Vietnam imported over 6,000 automobiles in January of this year, nearly twice as many as the same month last year, according to the National Statistics Office.
Despite the year-on-year increase, the figure still fell short of the previous month by 1,000 units.
Experts said the increase was due to high demand before Tet combined with an automobile import tax cut that took affect at the start of the year. However, Vietnam's General Department of Customs has announced new car tax rates, effective from January 29, that will see an increase of between 1 and 6 percent.
The minimum tariff to be applied by customs will generally increase from 500 USD to 1,500 USD against last year. Some automobiles, such as the five-seater Toyota Corolla, will be subject to a new tariff of 11,000 USD replacing for current tariff at 9,500 USD.
Most experts and traders are still optimistic about the market recovery in 2011 after the sharp dip in 2010.
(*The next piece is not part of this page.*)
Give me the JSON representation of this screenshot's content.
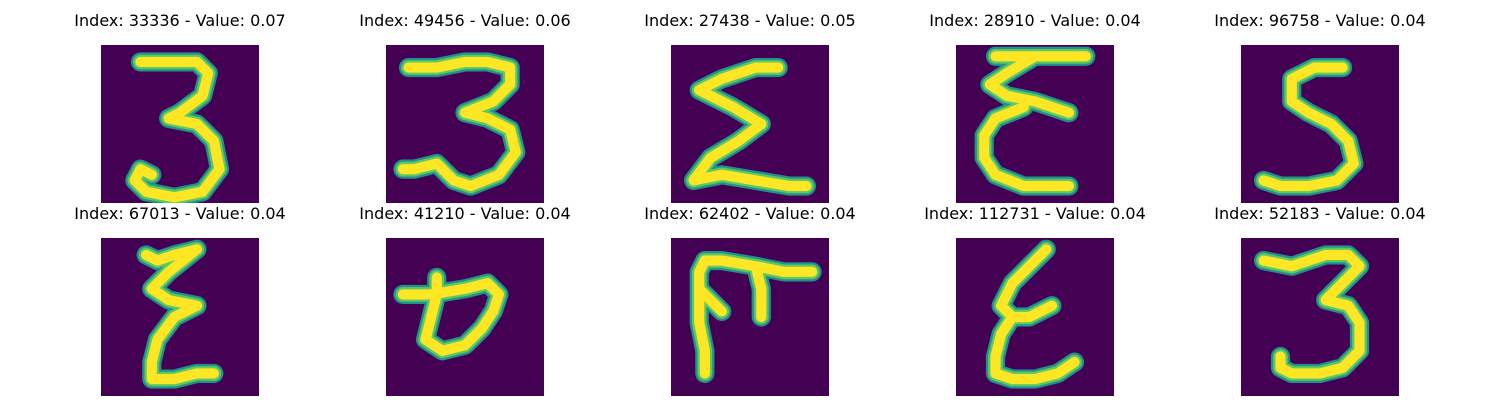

Director of the Truong Hai Automobile Joint Stock Company Tran Ba Duong said that they had invested strongly to widen their business. His company planned to leave the difficulties of 2010 behind to sell 32,000 automobile in 2011. Last year, he added, his company sold 26,500 units.
A representative from Audi Vietnam said demand in Vietnam was increasing, shown by the number of orders his company had recently received. In January, they had received three times as many orders compared with the same period last year, he said.
In 2010, the automobile market was strongly affected by the global recession.
A report by the Vietnam Automobile Manufacturers' Association said that last year, 150,000 units were sold in the country, a year-on-year decrease of 17 percent.
Experts said that the reasons for the dip were tax policies, exchange rate fluctuating and high interest.
Due to these challenge, some experts are worried that the market might not recover. The marketing director of a famous automobile company in Vietnam predicted that the market this year would not change much compared with 2010, based on the fact that many importers and manufacturers had increased prices due to the devaluation of the Vietnamese dong.
The Ministry of Finance has also recently asked the Government to increase registration tax from 15 to 20 percent this year. If this proposal was approved, the market would fall into the same situation as 2010, he said.